A large breach in the Aadhaar card system has recently come into light. The breach made all the details of Aadhaar card users accessible to anyone who was willing to pay just 500 Indian rupees. The wide spread breach was exposed publicly by Tribune India on its Jan 4th issue. A reporter from Tribune is said to have been provided a platform which enables accessing all the Aadhaar card data from a secret WhatsApp group after paying just 500 Indian rupees. In the platform, one could enter any Aadhaar number to get all connected private informations. The reporter then paid another 300 rupees to have a software that could print Aadhaar cards installed on her computer. Tribune claims that the breach could have started around six month ago and could have been spread to a million illegitimate users. The group seems to have targeted Common Service Centres Scheme(CSCS) operators who previously had been assigned the task of making Aadhaar cards all across India.
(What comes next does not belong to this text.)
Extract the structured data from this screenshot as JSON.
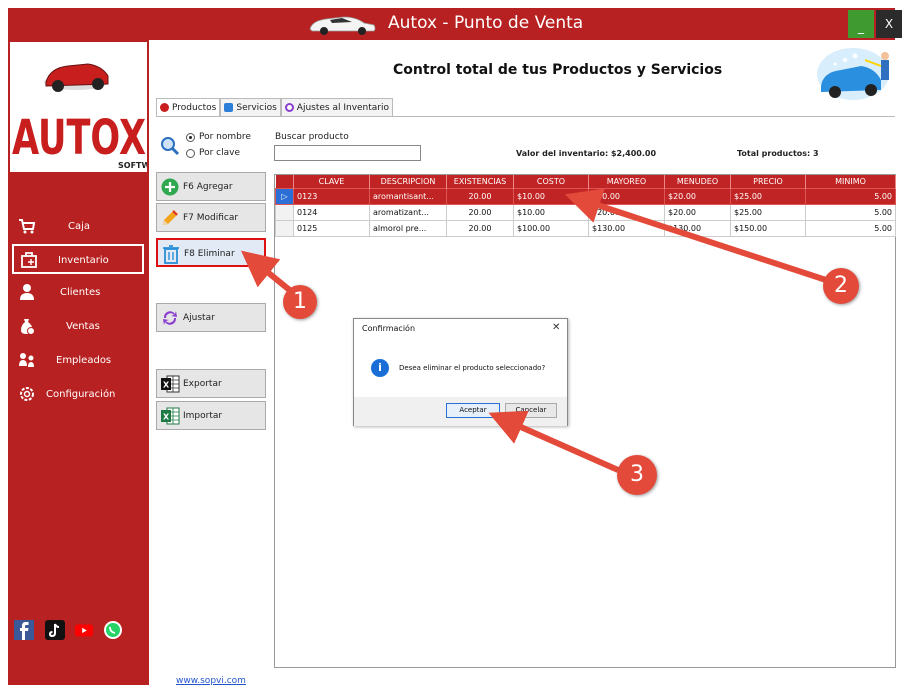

This issue displays the gross negligence of the related authorities as a so wide spread breach was operational for as long as six months. After previous data leakage the authorities said that “Aadhaar data is fully safe and secure and there has been no data leak or breach at UIDAI.“. But this claim has been proven false as such huge data breach exposing data of 1 million users has come into the limelight. What makes this breach more severe and displays incompetence is that not only the breach has been going on for six months, the access was traded publicly using social media apps. How could the authorities not have noticed this? The official twitter handle for UIDAI the authority that distributes and maintains Aadhaar card has posted a tweet denying the breach. It tweets, “There has not been any data breach of biometric database which remains fully safe & secure with highest encryption at UIDAI and mere display of demographic info cannot be misused without biometrics “. While we can infer that it says that there has ben no breach of data, most of it is incomprehensible and we can only guess its meaning.
While we are talking about public data leakage from government sources, how likely is Nepal to face a similar fate to its neighbor? Nepal in recent history has begun storing huge troves of personal information digitally but, has the security and privacy of such information been given proper thoughts. When we see governments websites being defaced on a daily basis it is a given that we are skeptical on proper security practices in government side. Nepal government currently maintains many repositories of personal data and provides portal to access those data. The security measures implemented there seem really weak on the surface and we can only hope that any unauthorized access to such data is restricted. There really isn’t much assurance that these data aren’t leaking being harvested by some unauthorized persons or malicious actors. If no proper security measures are implemented in these data repositories and their portals, Nepal is sure to see similar data breach cases in the future.